From 2008 to 2011, Bi Gan studied television directing at the Radio, Film, and Television Cadre College in Taiyuan, Shanxi. In 2013, the college was renamed the Communication University of Shanxi.

During his college years, Bi watched Andrei Tarkovsky's Stalker, later stating in an interview, "Cinema can be different [from mainstream films]; you can make what you like. What I had seen up to that point were mainly Hollywood films. What I was taught was pretty boring." Because of this particular film, he made up his mind to pursue filmmaking. "Before that, my parents and my relatives thought I would become jobless after graduation since I didn't want to do anything."

==Filmmaking career==
In 2010, Bi made the short fiction film South, which won the first prize at the university-sponsored "Guang Sui Ying Dong" (Light Follows the Motion of Shadow) Film Festival.
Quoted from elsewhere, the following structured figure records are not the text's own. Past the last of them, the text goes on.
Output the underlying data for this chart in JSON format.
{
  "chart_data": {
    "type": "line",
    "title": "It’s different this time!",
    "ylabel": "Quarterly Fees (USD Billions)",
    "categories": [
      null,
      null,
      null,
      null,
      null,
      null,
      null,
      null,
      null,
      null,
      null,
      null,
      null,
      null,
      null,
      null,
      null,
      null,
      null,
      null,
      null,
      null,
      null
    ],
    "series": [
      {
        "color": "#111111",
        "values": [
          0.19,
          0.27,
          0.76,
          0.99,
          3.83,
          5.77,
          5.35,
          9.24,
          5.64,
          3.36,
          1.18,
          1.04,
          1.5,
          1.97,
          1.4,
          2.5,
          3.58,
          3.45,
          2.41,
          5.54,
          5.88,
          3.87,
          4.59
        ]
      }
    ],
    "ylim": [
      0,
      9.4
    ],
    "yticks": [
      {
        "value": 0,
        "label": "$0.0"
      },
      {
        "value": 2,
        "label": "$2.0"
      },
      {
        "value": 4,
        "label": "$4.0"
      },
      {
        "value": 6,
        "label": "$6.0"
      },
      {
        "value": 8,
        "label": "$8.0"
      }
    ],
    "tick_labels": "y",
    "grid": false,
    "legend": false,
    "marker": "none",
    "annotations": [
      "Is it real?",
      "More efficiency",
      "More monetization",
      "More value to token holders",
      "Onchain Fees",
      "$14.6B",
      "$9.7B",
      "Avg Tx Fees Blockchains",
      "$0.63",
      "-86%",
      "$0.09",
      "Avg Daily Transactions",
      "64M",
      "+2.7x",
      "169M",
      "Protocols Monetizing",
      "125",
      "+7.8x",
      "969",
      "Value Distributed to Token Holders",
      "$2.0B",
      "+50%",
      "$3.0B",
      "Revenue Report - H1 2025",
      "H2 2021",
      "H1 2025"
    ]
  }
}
Two years later in 2012, Bi made a black-and-white short film Diamond Sutra (《金刚经》; also known as The Poet and Singer), which features a story of murder in a small isolated town in the mountain. The film received Special Mention Award from the 19th Hong Kong ifva (Incubator for Film and Visual media in Asia), an award organized by Hong Kong Arts Centre, and was ranked top 10 at the 9th China Independent Film Festival in Nanjing, China.

In 2015, Bi's debut feature film, Kaili Blues, which he also wrote, brought the emerging director international recognition. The film won Best New Director and the FIPRESCI Prize at the 52nd Golden Horse Awards, Best Emerging Director at the 68th Locarno Film Festival, and the Montgolfière d'Or at the 37th Three Continents Festival in Nantes.

In 2018, Bi wrote and directed his second feature film, Long Day's Journey into Night, starring Tang Wei, Huang Jue, Sylvia Chang, and Lee Hong-chi. Set once again in Guizhou Province, the film premiered in the Un Certain Regard section at the 71st Festival de Cannes. It received five nominations at the 55th Golden Horse Awards, including Best Feature Film and Best Director for Bi, and went on to win three: Best Cinematography, Best Sound Effects, and Best Original Film Score.

==Filmography==

=== Feature film ===

| Year | English title | Original title | Notes |
|---|---|---|---|
| 2011 | Tiger | 老虎 |  |
| 2015 | Kaili Blues | 路边野餐 |  |
| 2018 | Long Day's Journey into Night | 地球最后的夜晚 |  |
| 2025 | Resurrection | 狂野时代 |  |

=== Short film ===

| Year | English title | Original title | Notes |
|---|---|---|---|
| 2010 | South | 南方 |  |
| 2012 | The Poet and Singer | 金刚经 |  |
| 2016 | Secret Goldfish | 秘密金鱼 |  |
| 2022 | A Short Story | 破碎太阳之心 |  |

==Awards and nominations==

| Association | Year | Category | Work | Result | Ref. |
| Asia Pacific Screen Awards | 2016 | Achievement in Directing | Kaili Blues | Nominated |  |
| Special Mention: Young Cinema Award | Won |  |
| Cannes Film Festival | 2018 | Un Certain Regard | Long Day's Journey into Night | Nominated |  |
| 2022 | Short Film Palme d'Or | A Short Story | Nominated |  |
| 2025 | Palme d'Or | Resurrection | Nominated |  |
| Special Award (Prix Spécial) | Won |  |
| China Film Director's Guild Awards | 2016 | Young Director of the Year | Kaili Blues | Won |  |
| Golden Horse Awards | 2015 | Best New Director | Kaili Blues | Won |  |
| FIPRESCI Prize | Won |
| Asian Cinema Observer Recommendation Award | Won |  |
| NETPAC Award | Nominated |
| 2018 | Best Director | Long Day's Journey into Night | Nominated |  |
| Locarno Film Festival | 2015 | Best Emerging Director | Kaili Blues | Won |  |
| Best First Feature – Special Mention | Won |
| Nantes Three Continents Festival | 2015 | Montgolfière d’Or | Kaili Blues | Won |  |
| Philadelphia Film Festival | 2022 | Honorable Mention for Best Director | A Short Story | Won |  |
| TOKYO FILMeX | 2018 | Student Jury Prize | Long Day's Journey into Night | Won |  |

===Honours===

- 2026: In October 2026, Bi Gan served as a member of the Competition Jury at the 31st Busan International Film Festival.